山口さんのキャリアはエリートそのものだ。
 東京大学法学部在学中に司法試験と国家公務員I種合格。
 成績はオール「優」で首席卒業。
 その後、財務官僚を経て弁護士となり、今夏からはハーバードに留学……。

 この華々しいキャリアについて、山口さん本人は「自分は特別に頭がいいわけではなく、圧倒的な努力の積み重ねによるもの」だと語っている。
 ではその「圧倒的な努力」とはどのようなものか。
 新著『いいエリート、わるいエリート』で明かされているのは、凄まじい勉強ぶりだった。

 中学生の時の自宅学習時間は1日4時間。高校生の時は5時間。
 このくらいならば、そう珍しくはないが、彼女の勉強時間は加速度を増して増加していく。
 大学受験が近づいた時期は1日10時間で、東大法学部合格後、司法試験を受ける直前は1日14時間に。
 そして、司法試験の口述試験前の2週間の勉強時間は、1日19時間半にまで達する。
 その頃の生活は常識をはるかに超えたものだった(以下、引用は同書より)

「睡眠時間は3時間。食事は1食に20分ずつ。入浴も20分。
 息抜きは、実家の母と電話で話す10分間だけと決めていました。 
 勉強に集中しているつもりでも、ちょっと油断をすると眠りに落ちます。そこで、バケツに氷水をはり、その中に足を入れて睡魔と闘いました。
 深夜になりうとうとすると、皮膚を刺すような氷水の冷たさで覚醒します。それを何度も繰り返しました」

襲う幻聴

 そんな生活が体にいいはずもなく、19時間半勉強開始から数日で、山口さんは幻聴に襲われてしまう。
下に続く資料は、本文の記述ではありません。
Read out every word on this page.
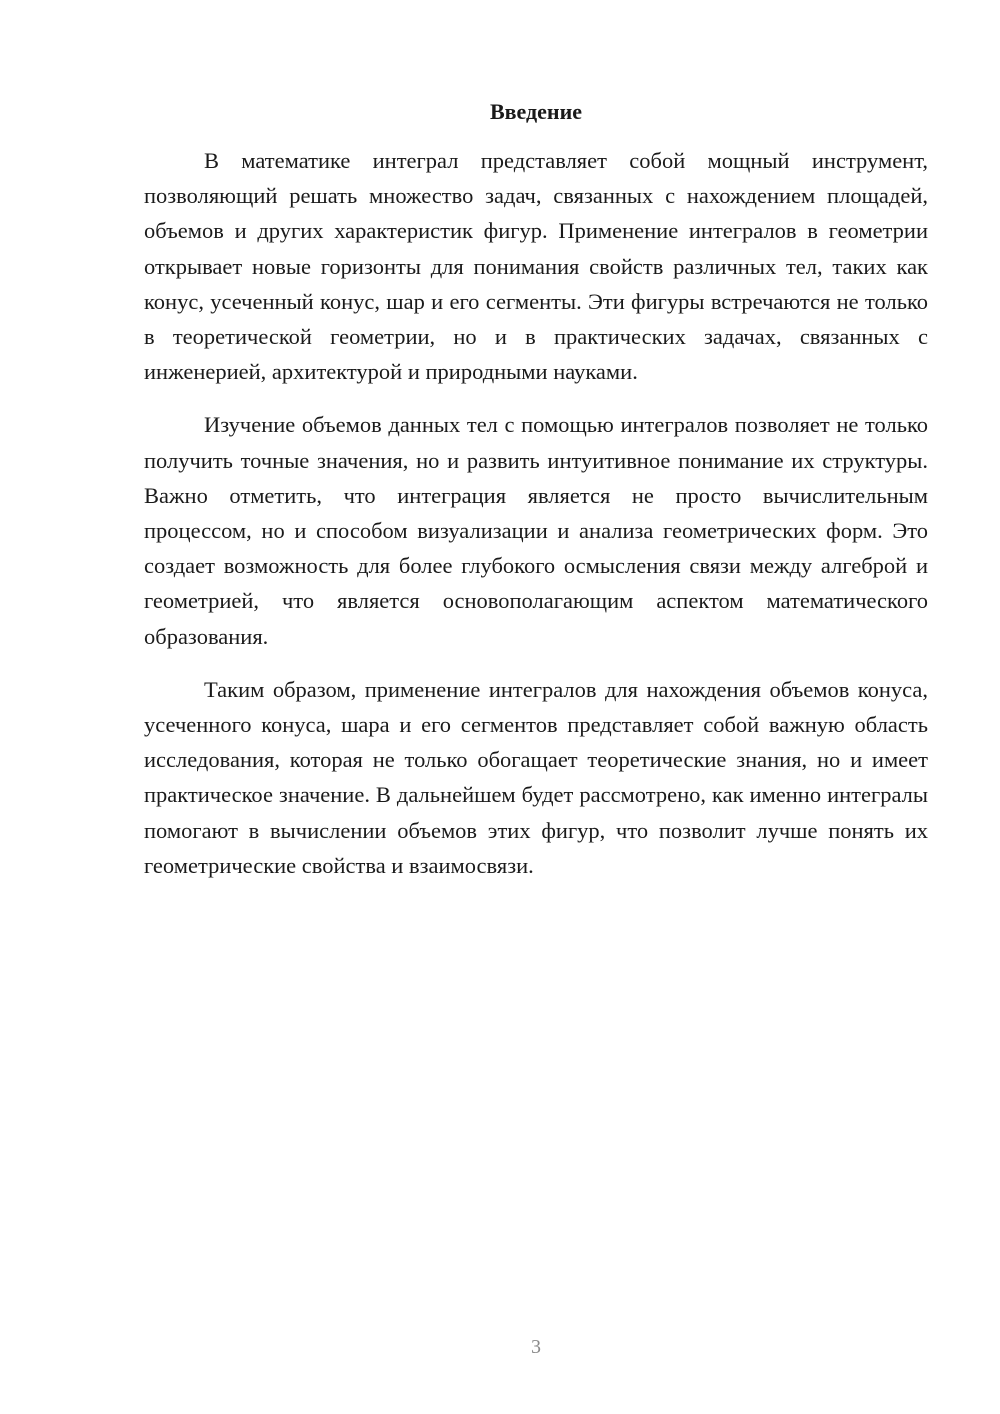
Введение

В математике интеграл представляет собой мощный инструмент, позволяющий решать множество задач, связанных с нахождением площадей, объемов и других характеристик фигур. Применение интегралов в геометрии открывает новые горизонты для понимания свойств различных тел, таких как конус, усеченный конус, шар и его сегменты. Эти фигуры встречаются не только в теоретической геометрии, но и в практических задачах, связанных с инженерией, архитектурой и природными науками.

Изучение объемов данных тел с помощью интегралов позволяет не только получить точные значения, но и развить интуитивное понимание их структуры. Важно отметить, что интеграция является не просто вычислительным процессом, но и способом визуализации и анализа геометрических форм. Это создает возможность для более глубокого осмысления связи между алгеброй и геометрией, что является основополагающим аспектом математического образования.

Таким образом, применение интегралов для нахождения объемов конуса, усеченного конуса, шара и его сегментов представляет собой важную область исследования, которая не только обогащает теоретические знания, но и имеет практическое значение. В дальнейшем будет рассмотрено, как именно интегралы помогают в вычислении объемов этих фигур, что позволит лучше понять их геометрические свойства и взаимосвязи.

3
「私の耳もとで、誰かが『蛍の光』を歌うのです。『♪蛍の光、窓の雪~』というフレーズだけが何度も何度もリフレインされる。それは実に温かい、優しい響きでした。
最初、私は幻聴だとは思いませんでした。当時の住まいは横浜の祖母の家でしたが、窓の外で、誰かが私の勉強を妨害しているのではないかと疑いました。経験したことがない現象だったからです」

 幻聴だと気づけたのは母親との会話のおかげだった。「蛍の光がうるさくて気が狂いそう」と訴える娘に母は、
「それは幻聴よ。勉強の頑張り過ぎには気をつけなさい」
 と冷静に指摘。
 そこでようやく山口さんも事態に気付いたのであった。
 幻聴には戸惑いながらも、山口さんは脳にトラブルが起こるほど、自分を追いつめて勉強していることに、「我ながら誇りを覚えた」という。

 この苦労の甲斐あって、前述の通り、山口さんは見事東大在学中に司法試験や国家公務員I種に合格している(もちろん、今は「蛍の光」は聴こえていない)。
 こんな猛勉強の末、入省した財務省には、山口さんすら驚くような頭脳の持ち主がゴロゴロいたそうで、同書にはそのあたりの裏話も盛り込まれている。